Watch the thrilling moment the giant gator emerges with its toothy snout, scaring the father daughter pair who made a narrow escape in their kayak.

Here’s the video, and then we’ve got a little perspective to offer.

The estimate was the gator’s head was eighteen inches across and three feet long. Typically, a gator’s eyes are about two-thirds of the way toward the back of his head and the most scientifically accurate way to project a gator’s size is to measure, in inches, the distance from between his eyes to the tip of his snout and then convert those inches to feet for the total length of the gator. So if that estimate was true, and it probably was a little bit of an exaggeration, then that distance would have been about 24 inches and the gator would have been 24 feet long.

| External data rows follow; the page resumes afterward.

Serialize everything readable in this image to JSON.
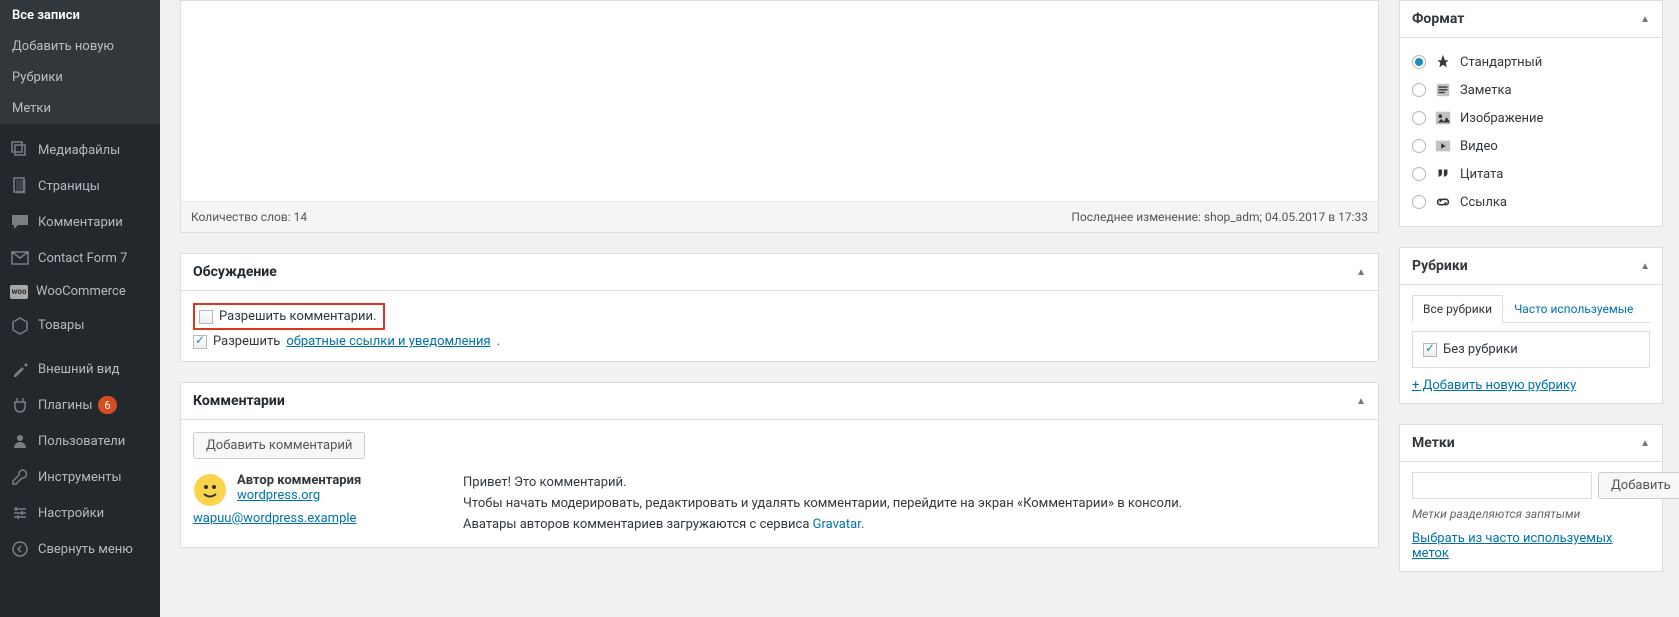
{
  "sidebar": {
    "posts_submenu": [
      {
        "label": "Все записи",
        "active": true
      },
      {
        "label": "Добавить новую",
        "active": false
      },
      {
        "label": "Рубрики",
        "active": false
      },
      {
        "label": "Метки",
        "active": false
      }
    ],
    "items": [
      {
        "label": "Медиафайлы"
      },
      {
        "label": "Страницы"
      },
      {
        "label": "Комментарии"
      },
      {
        "label": "Contact Form 7"
      },
      {
        "label": "WooCommerce"
      },
      {
        "label": "Товары"
      },
      {
        "label": "Внешний вид"
      },
      {
        "label": "Плагины",
        "badge": "6"
      },
      {
        "label": "Пользователи"
      },
      {
        "label": "Инструменты"
      },
      {
        "label": "Настройки"
      },
      {
        "label": "Свернуть меню"
      }
    ]
  },
  "editor": {
    "word_count": "Количество слов: 14",
    "last_edit": "Последнее изменение: shop_adm; 04.05.2017 в 17:33"
  },
  "discussion": {
    "title": "Обсуждение",
    "allow_comments": "Разрешить комментарии.",
    "allow_pings_prefix": "Разрешить ",
    "allow_pings_link": "обратные ссылки и уведомления"
  },
  "comments": {
    "title": "Комментарии",
    "add_button": "Добавить комментарий",
    "author_label": "Автор комментария",
    "author_site": "wordpress.org",
    "author_email": "wapuu@wordpress.example",
    "line1": "Привет! Это комментарий.",
    "line2": "Чтобы начать модерировать, редактировать и удалять комментарии, перейдите на экран «Комментарии» в консоли.",
    "line3_prefix": "Аватары авторов комментариев загружаются с сервиса ",
    "line3_link": "Gravatar"
  },
  "format": {
    "title": "Формат",
    "options": [
      {
        "label": "Стандартный",
        "checked": true
      },
      {
        "label": "Заметка"
      },
      {
        "label": "Изображение"
      },
      {
        "label": "Видео"
      },
      {
        "label": "Цитата"
      },
      {
        "label": "Ссылка"
      }
    ]
  },
  "categories": {
    "title": "Рубрики",
    "tab_all": "Все рубрики",
    "tab_used": "Часто используемые",
    "uncategorized": "Без рубрики",
    "add_link": "+ Добавить новую рубрику"
  },
  "tags": {
    "title": "Метки",
    "add_button": "Добавить",
    "hint": "Метки разделяются запятыми",
    "choose_link": "Выбрать из часто используемых меток"
  }
}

Gators don’t get that big. The largest alligator ever caught in the United States was 19 feet, 2 inches long. This one could easily have been 13 or 14 feet, though – it’s not all that uncommon for a massive gator of such a size to show up in the Louisiana bayous.

As horror-movie terrifying as that video might be, the reality is Burgos wasn’t actually in all that much danger. If you watch a lot of Swamp People you might get the impression that a gator on the end of a line will thrash about and be violent when pulled to the surface, but that’s actually pretty rare.

Gators tend to be fairly lazy creatures and not all that aggressive unless they’re hungry. Most alligator hunters will tell you that bringing gators in from a line is fairly simple – you reel them in slowly and they don’t tend to offer a whole lot of resistance, and then when they get to the surface you just point your gun at the small spot behind their heads and pull the trigger. A dead gator is a monstrously heavy item to lift into the boat, but we’re not exactly talking about The Old Man And The Sea here.

So while we’re not minimizing Burgos’ scare by any means – it might be really easy to sit behind a keyboard and say this was no big deal, because it would rightly freak any of us out and he understandably told the New Orleans Times-Picayune that he and his daughter were going to have nightmares about the experience – the good news is he was unlikely to have been in mortal danger.

And we all got to see a good show out of his experience, right?